Similar to the way we respond to an abstract visual stimulus by perceiving a familiar pattern that translates to a recognizable form such as a face (pareidolia), we respond to faces subjectively and read emotions into them that may or may or may not be there. I believe the best portraits, the ones that have a presence, intensify this emotion-reading response.
“Holbein’s drawings give a genuine and electrifying sense of encounter between artist and subject. They make 16th-century people uncannily alive. The way John Godsalve looks shyly out of his sketch is unforgettable.” wrote Jonathan Jones in the
As Jones’ comment demonstrates, we see/read emotions into expressions, both in life and in portraits. I get the reference to shyness but it wasn’t my first response. Over time, I read a complex web of emotions into Gonsalves’ look, including the sense that there was some kind of bond or kinship between artist and sitter, while at the same time, there is a look of respect, deference and yes, shyness.
Isabella d’Este by Titian
Another compelling portrait with a story. You don’t have to know anything about the fascinating history of Isabella d’ Este, Marchioness of Mantua, leader, and patroness of the arts, to be drawn to this painting which hangs in Vienna’s Kunsthistorisches Museum. I am more curious about this apparently young woman the longer I look at this painting.

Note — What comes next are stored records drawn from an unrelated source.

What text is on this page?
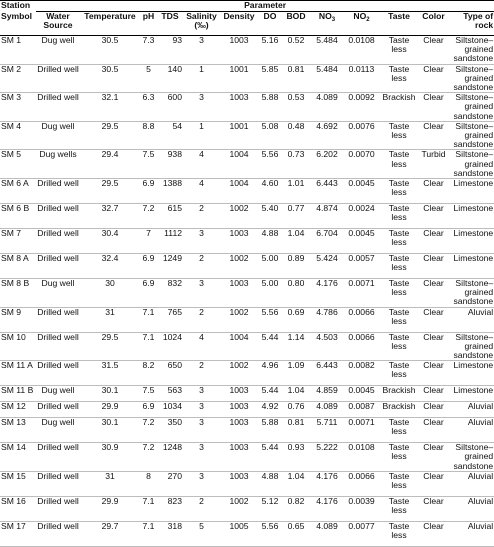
Station	Parameter												
Symbol	Water Source	Temperature	pH	TDS	Salinity (‰)	Density	DO	BOD	$NO_3$	$NO_2$	Taste	Color	Type of rock
SM 1	Dug well	30.5	7.3	93	3	1003	5.16	0.52	5.484	0.0108	Taste less	Clear	Siltstone–grained sandstone
SM 2	Drilled well	30.5	5	140	1	1001	5.85	0.81	5.484	0.0113	Taste less	Clear	Siltstone–grained sandstone
SM 3	Drilled well	32.1	6.3	600	3	1003	5.88	0.53	4.089	0.0092	Brackish	Clear	Siltstone–grained sandstone
SM 4	Dug well	29.5	8.8	54	1	1001	5.08	0.48	4.692	0.0076	Taste less	Clear	Siltstone–grained sandstone
SM 5	Dug wells	29.4	7.5	938	4	1004	5.56	0.73	6.202	0.0070	Taste less	Turbid	Siltstone–grained sandstone
SM 6 A	Drilled well	29.5	6.9	1388	4	1004	4.60	1.01	6.443	0.0045	Taste less	Clear	Limestone
SM 6 B	Drilled well	32.7	7.2	615	2	1002	5.40	0.77	4.874	0.0024	Taste less	Clear	Limestone
SM 7	Drilled well	30.4	7	1112	3	1003	4.88	1.04	6.704	0.0045	Taste less	Clear	Limestone
SM 8 A	Drilled well	32.4	6.9	1249	2	1002	5.00	0.89	5.424	0.0057	Taste less	Clear	Limestone
SM 8 B	Dug well	30	6.9	832	3	1003	5.00	0.80	4.176	0.0071	Taste less	Clear	Siltstone–grained sandstone
SM 9	Drilled well	31	7.1	765	2	1002	5.56	0.69	4.786	0.0066	Taste less	Clear	Aluvial
SM 10	Drilled well	29.5	7.1	1024	4	1004	5.44	1.14	4.503	0.0066	Taste less	Clear	Siltstone–grained sandstone
SM 11 A	Drilled well	31.5	8.2	650	2	1002	4.96	1.09	6.443	0.0082	Taste less	Clear	Limestone
SM 11 B	Dug well	30.1	7.5	563	3	1003	5.44	1.04	4.859	0.0045	Brackish	Clear	Limestone
SM 12	Drilled well	29.9	6.9	1034	3	1003	4.92	0.76	4.089	0.0087	Brackish	Clear	Aluvial
SM 13	Dug well	30.1	7.2	350	3	1003	5.88	0.81	5.711	0.0071	Taste less	Clear	Aluvial
SM 14	Drilled well	30.9	7.2	1248	3	1003	5.44	0.93	5.222	0.0108	Taste less	Clear	Siltstone–grained sandstone
SM 15	Drilled well	31	8	270	3	1003	4.88	1.04	4.176	0.0066	Taste less	Clear	Aluvial
SM 16	Drilled well	29.9	7.1	823	2	1002	5.12	0.82	4.176	0.0039	Taste less	Clear	Aluvial
SM 17	Drilled well	29.7	7.1	318	5	1005	5.56	0.65	4.089	0.0077	Taste less	Clear	Aluvial
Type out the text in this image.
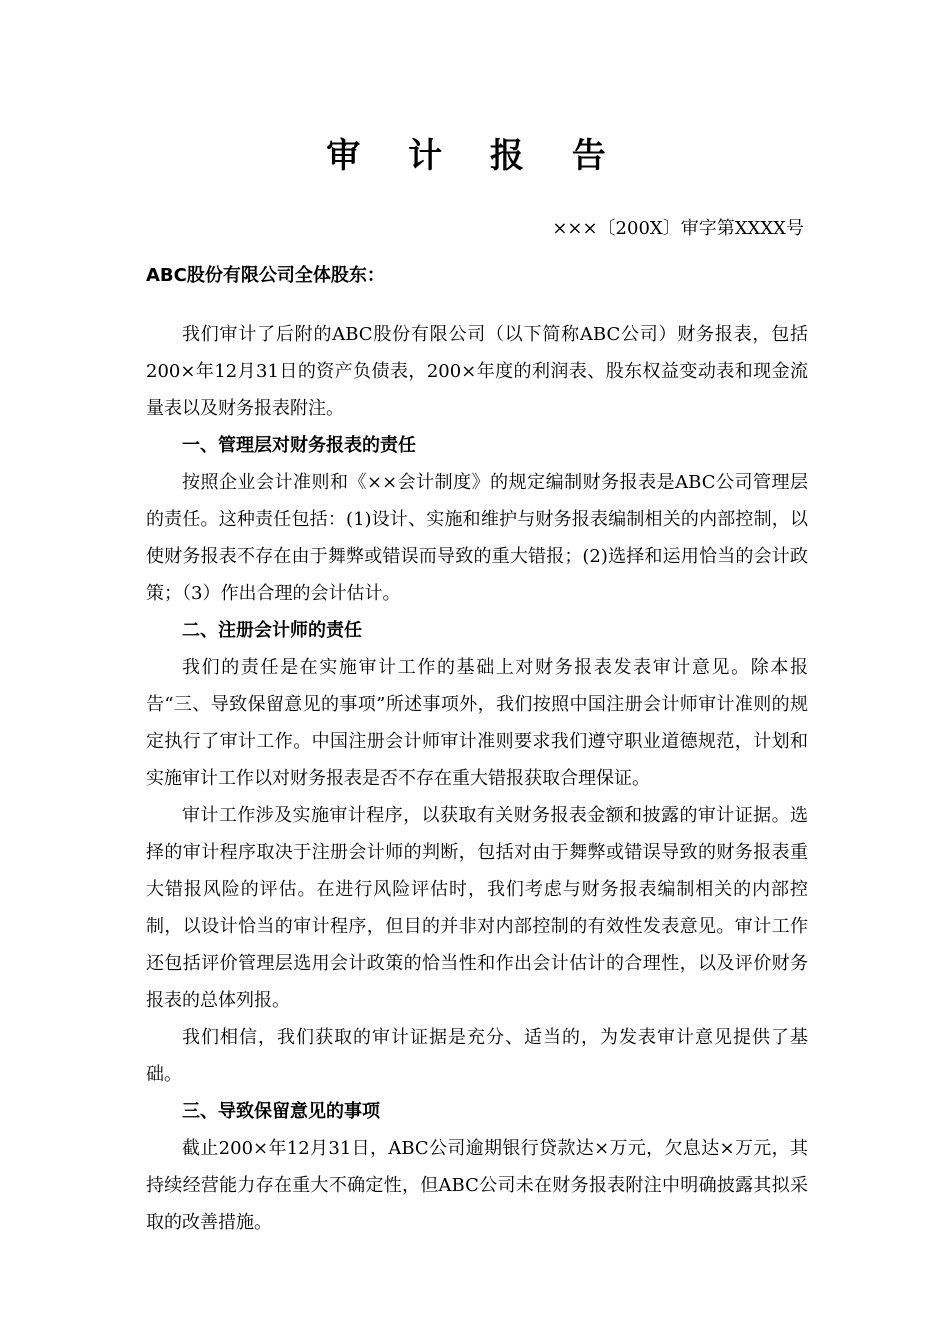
审 计 报 告
×××〔200X〕审字第XXXX号

ABC股份有限公司全体股东：

我们审计了后附的ABC股份有限公司（以下简称ABC公司）财务报表，包括200×年12月31日的资产负债表，200×年度的利润表、股东权益变动表和现金流量表以及财务报表附注。

一、管理层对财务报表的责任

按照企业会计准则和《××会计制度》的规定编制财务报表是ABC公司管理层的责任。这种责任包括：(1)设计、实施和维护与财务报表编制相关的内部控制，以使财务报表不存在由于舞弊或错误而导致的重大错报；(2)选择和运用恰当的会计政策；（3）作出合理的会计估计。

二、注册会计师的责任

我们的责任是在实施审计工作的基础上对财务报表发表审计意见。除本报告“三、导致保留意见的事项”所述事项外，我们按照中国注册会计师审计准则的规定执行了审计工作。中国注册会计师审计准则要求我们遵守职业道德规范，计划和实施审计工作以对财务报表是否不存在重大错报获取合理保证。

审计工作涉及实施审计程序，以获取有关财务报表金额和披露的审计证据。选择的审计程序取决于注册会计师的判断，包括对由于舞弊或错误导致的财务报表重大错报风险的评估。在进行风险评估时，我们考虑与财务报表编制相关的内部控制，以设计恰当的审计程序，但目的并非对内部控制的有效性发表意见。审计工作还包括评价管理层选用会计政策的恰当性和作出会计估计的合理性，以及评价财务报表的总体列报。

我们相信，我们获取的审计证据是充分、适当的，为发表审计意见提供了基础。

三、导致保留意见的事项

截止200×年12月31日，ABC公司逾期银行贷款达×万元，欠息达×万元，其持续经营能力存在重大不确定性，但ABC公司未在财务报表附注中明确披露其拟采取的改善措施。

Isabella is one of the few women who ruled a state and had the power to commission artists to shape her image according to her wishes. She commissioned many great Renaissance artists to portray her, including Leonardo and the great Venetian painter Titian. Once again the story of the painting contributes to its unique allure. I had imagined enigmatic Isabella sitting across from Titian, not quite looking at him, for the many hours it would take him to complete the portrait. In reality, Titian painted this when she was about fifty-two. Dissatisfied with an earlier painting Titian made of her as she looked, she asked him to make her young and beautiful. And that is how we now see her now.
The Fayoum Portraits
When a British archeologist excavated a vast cemetery in Fayum, an oasis region in Egypt, from the first and second centuries AD, between 1887 and 1889, he found 150 portraits painted on wood panels by anonymous artists. Each one of them was linked to a mummified body. The Fayum Portraits are a large collection of paintings of individuals of a Greek community in Egypt. Their portrayal predates the Renaissance by 1000 years. These are not persons of rank in any manner. Everyday folk who were painted for the afterlife, they strike us today with an immediacy and presence. They haven’t been idealized and I feel that I could encounter these characters in the city street of today. I have a similar response to Holbein’s portrayal of the sixteenth century British.
Many have remarked that they are the Oldest Modernist Paintings
Kamakura Period Sculpture Portrait by Unkei
Unkei the master of the great Kamakura period in twelfth-century Japan created a masterful image of Asanga, legendary fourth century AD founder of the Yogacara school. Whereas Titian conjured a convincing youthful version of Isabella d”Este. Unkei sculpted someone from centuries earlier and brought him to life. He worked in a realist style and skill level akin to those of the masters of the Renaissance but he did it two hundred years earlier. He portrayed a convincing version of a solemn, compassionate Asanga as a specific individual rather than a stock type. It would be interesting to see him side by side with Velasquez’ forbidding Pope Innocent X! Very little is known about the artist Unkei’s life story, so we can only know him through his work.
A Couple’ by Saul Steinberg
Neither of them is really ‘there’ yet together they have presence.